Sonntag, 19. April 2020

09.45 Uhr – Sonntagsfrühstück
Es ist still hier. Das bin ich nicht gewohnt. Schon lange nicht mehr. Das Ferienende verhieß bis zum letzten Jahr unablässige Autoströme und Dauerfahrgeräusche. Nun tragen Corona und die Fertigstellung der B 31 bei uns dazu bei, dass wir weniger unter Verkehrslärm leiden.
Es ist nicht ganz so dunstig wie gestern. Die Berge sind sichtbar. Klarer als zuvor. Der Himmel ist blau. Noch. Das Wetter soll kippen. Regen und Gewitter sind angesagt. Ein paar Wolken sind schon da. Bislang nur vereinzelt. Ich bin gespannt – einen ordentlichen Regen könnten wir brauchen.
Das Frühstück schmeckt. Energietanken für den Tag. Gut so.

12.40 Uhr – Spaziergang
Im Wald unterwegs. Ein breiter, weicher Weg. Eben. Es riecht nach Waldboden – so intensiv wie auf keinem meiner letzten Spaziergänge. In diesen Duft mischt sich der von frischgeschlagenem Holz. Erlen- und Buchenstämme sind am Wegrand aufgestapelt. Sägemehl liegt auf dem Boden und im Unterholz.

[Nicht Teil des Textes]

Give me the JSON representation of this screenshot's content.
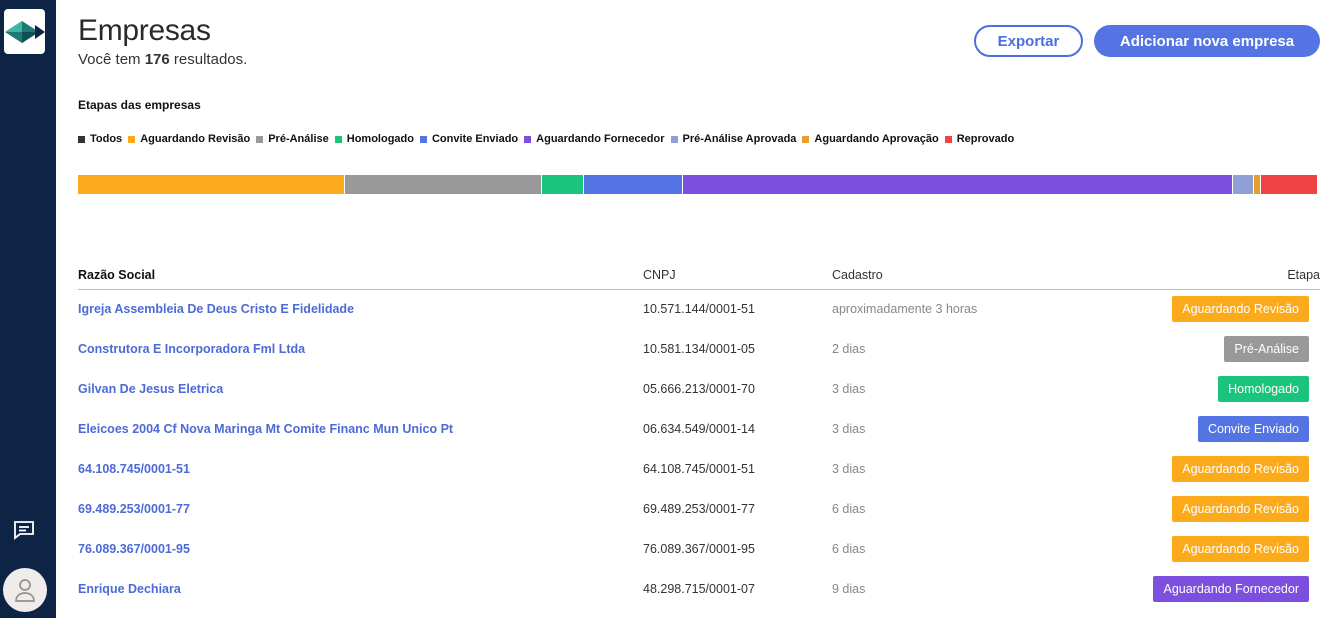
{
  "page": {
    "title": "Empresas",
    "results_prefix": "Você tem",
    "results_count": "176",
    "results_suffix": "resultados."
  },
  "actions": {
    "export_label": "Exportar",
    "add_label": "Adicionar nova empresa"
  },
  "stages": {
    "title": "Etapas das empresas",
    "legend": [
      {
        "label": "Todos",
        "color": "#333333"
      },
      {
        "label": "Aguardando Revisão",
        "color": "#fbaa1c"
      },
      {
        "label": "Pré-Análise",
        "color": "#999999"
      },
      {
        "label": "Homologado",
        "color": "#1bc47d"
      },
      {
        "label": "Convite Enviado",
        "color": "#5474e3"
      },
      {
        "label": "Aguardando Fornecedor",
        "color": "#7c4fdf"
      },
      {
        "label": "Pré-Análise Aprovada",
        "color": "#8f9fd8"
      },
      {
        "label": "Aguardando Aprovação",
        "color": "#e3a12b"
      },
      {
        "label": "Reprovado",
        "color": "#f04444"
      }
    ],
    "bar_shares": [
      {
        "label": "Aguardando Revisão",
        "share": 0.215,
        "color": "#fbaa1c"
      },
      {
        "label": "Pré-Análise",
        "share": 0.159,
        "color": "#999999"
      },
      {
        "label": "Homologado",
        "share": 0.034,
        "color": "#1bc47d"
      },
      {
        "label": "Convite Enviado",
        "share": 0.08,
        "color": "#5474e3"
      },
      {
        "label": "Aguardando Fornecedor",
        "share": 0.443,
        "color": "#7c4fdf"
      },
      {
        "label": "Pré-Análise Aprovada",
        "share": 0.017,
        "color": "#8f9fd8"
      },
      {
        "label": "Aguardando Aprovação",
        "share": 0.006,
        "color": "#e3a12b"
      },
      {
        "label": "Reprovado",
        "share": 0.046,
        "color": "#f04444"
      }
    ]
  },
  "table": {
    "headers": {
      "name": "Razão Social",
      "cnpj": "CNPJ",
      "created": "Cadastro",
      "stage": "Etapa"
    },
    "rows": [
      {
        "name": "Igreja Assembleia De Deus Cristo E Fidelidade",
        "cnpj": "10.571.144/0001-51",
        "created": "aproximadamente 3 horas",
        "stage": "Aguardando Revisão",
        "color": "#fbaa1c"
      },
      {
        "name": "Construtora E Incorporadora Fml Ltda",
        "cnpj": "10.581.134/0001-05",
        "created": "2 dias",
        "stage": "Pré-Análise",
        "color": "#999999"
      },
      {
        "name": "Gilvan De Jesus Eletrica",
        "cnpj": "05.666.213/0001-70",
        "created": "3 dias",
        "stage": "Homologado",
        "color": "#1bc47d"
      },
      {
        "name": "Eleicoes 2004 Cf Nova Maringa Mt Comite Financ Mun Unico Pt",
        "cnpj": "06.634.549/0001-14",
        "created": "3 dias",
        "stage": "Convite Enviado",
        "color": "#5474e3"
      },
      {
        "name": "64.108.745/0001-51",
        "cnpj": "64.108.745/0001-51",
        "created": "3 dias",
        "stage": "Aguardando Revisão",
        "color": "#fbaa1c"
      },
      {
        "name": "69.489.253/0001-77",
        "cnpj": "69.489.253/0001-77",
        "created": "6 dias",
        "stage": "Aguardando Revisão",
        "color": "#fbaa1c"
      },
      {
        "name": "76.089.367/0001-95",
        "cnpj": "76.089.367/0001-95",
        "created": "6 dias",
        "stage": "Aguardando Revisão",
        "color": "#fbaa1c"
      },
      {
        "name": "Enrique Dechiara",
        "cnpj": "48.298.715/0001-07",
        "created": "9 dias",
        "stage": "Aguardando Fornecedor",
        "color": "#7c4fdf"
      }
    ]
  },
  "icons": {
    "logo": "diamond-logo-icon",
    "chat": "chat-icon",
    "user": "user-icon"
  }
}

Es ist ruhig. Außer Vogelgezwitscher und unseren Schritten ist nichts zu hören. Licht fällt durch hohe Bäume auf den Weg. Lässt Gras und Blätter leuchten. Spielt mit dem Schatten. Vom Wind, der vorhin Blütenschnee regnen ließ, ist hier nichts zu merken. Noch ein Duft steigt mir in die Nase. Irgendetwas Pflanzliches. Ich erkenne es nicht.

13.20 Uhr – Im Labyrinth
Gehen. Langsam. Von außen nach innen nach außen nach innen nach außen. Zur Mitte hin. Von der Mitte weg. Hin zu. Zu was? Zu mir? Zu dir? Zum Leben? Längere Wegstücke. Kurze. Große Bogen. Enge Schleifen und Windungen. Ein Lebensbild. Die Mitte im Blick. Die Mitte im Rücken. Nahe bei und fern. Dazwischen Hoffnungsgrün und Freudengelb.

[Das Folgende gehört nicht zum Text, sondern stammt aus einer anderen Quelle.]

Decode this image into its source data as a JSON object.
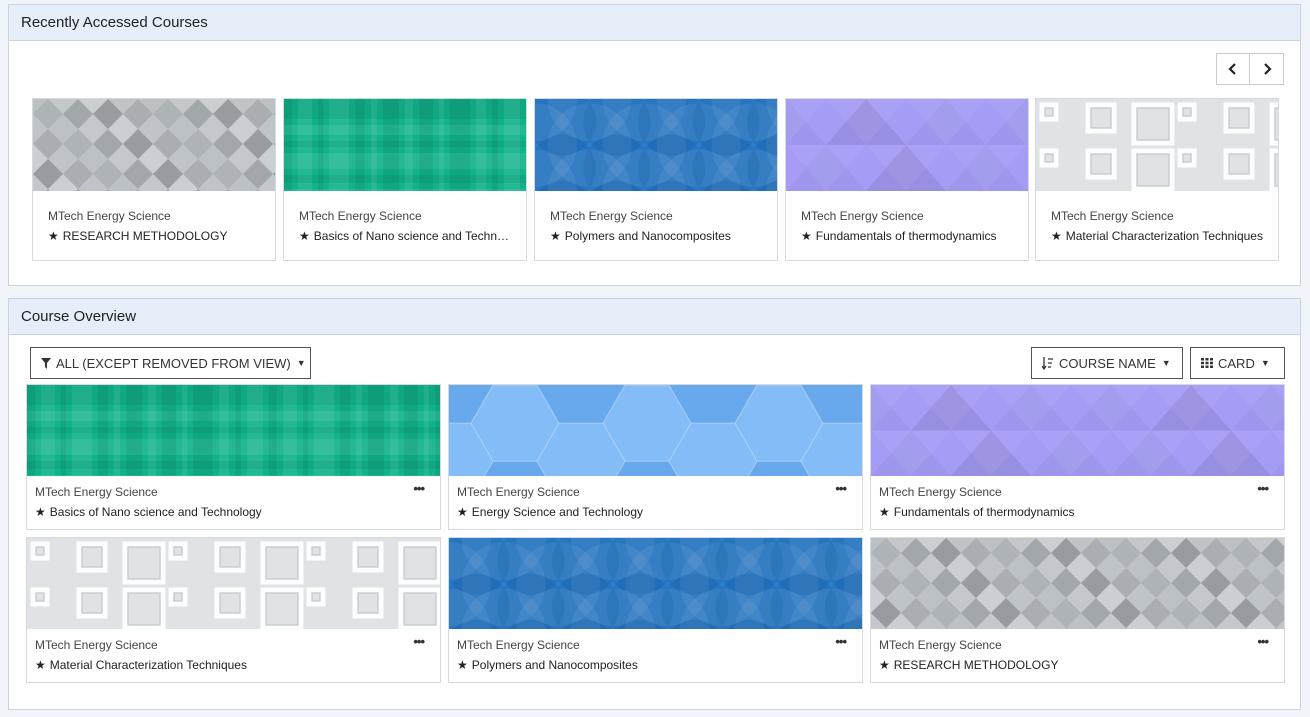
{
  "recent": {
    "title": "Recently Accessed Courses",
    "courses": [
      {
        "category": "MTech Energy Science",
        "name": "RESEARCH METHODOLOGY",
        "pattern": "gray-diamonds"
      },
      {
        "category": "MTech Energy Science",
        "name": "Basics of Nano science and Technology",
        "pattern": "green-plaid"
      },
      {
        "category": "MTech Energy Science",
        "name": "Polymers and Nanocomposites",
        "pattern": "blue-circles"
      },
      {
        "category": "MTech Energy Science",
        "name": "Fundamentals of thermodynamics",
        "pattern": "purple-triangles"
      },
      {
        "category": "MTech Energy Science",
        "name": "Material Characterization Techniques",
        "pattern": "light-squares"
      }
    ]
  },
  "overview": {
    "title": "Course Overview",
    "filter_label": "ALL (EXCEPT REMOVED FROM VIEW)",
    "sort_label": "COURSE NAME",
    "view_label": "CARD",
    "menu_glyph": "•••",
    "courses": [
      {
        "category": "MTech Energy Science",
        "name": "Basics of Nano science and Technology",
        "pattern": "green-plaid"
      },
      {
        "category": "MTech Energy Science",
        "name": "Energy Science and Technology",
        "pattern": "light-blue-hexagons"
      },
      {
        "category": "MTech Energy Science",
        "name": "Fundamentals of thermodynamics",
        "pattern": "purple-triangles"
      },
      {
        "category": "MTech Energy Science",
        "name": "Material Characterization Techniques",
        "pattern": "light-squares"
      },
      {
        "category": "MTech Energy Science",
        "name": "Polymers and Nanocomposites",
        "pattern": "blue-circles"
      },
      {
        "category": "MTech Energy Science",
        "name": "RESEARCH METHODOLOGY",
        "pattern": "gray-diamonds"
      }
    ]
  },
  "colors": {
    "header_bg": "#e6eefa",
    "green": "#12b38a",
    "blue": "#1a73c8",
    "light_blue": "#74b3f7",
    "purple": "#a49cf5",
    "gray": "#b7bcc1",
    "light_gray": "#dfe3e6"
  }
}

Ich gehe langsam. Um mich herum herrscht Sonntagsruhe. „Worauf gehe ich zu?“ Die Frage taucht plötzlich auf. Nebenbei. Sie geht mit mir mit. In der Mitte halte ich an. Umrundet sie. Einmal. Zwei Mal. Dann kehre ich um. Gehe zurück.
Und erste Maiglöckchen blühen.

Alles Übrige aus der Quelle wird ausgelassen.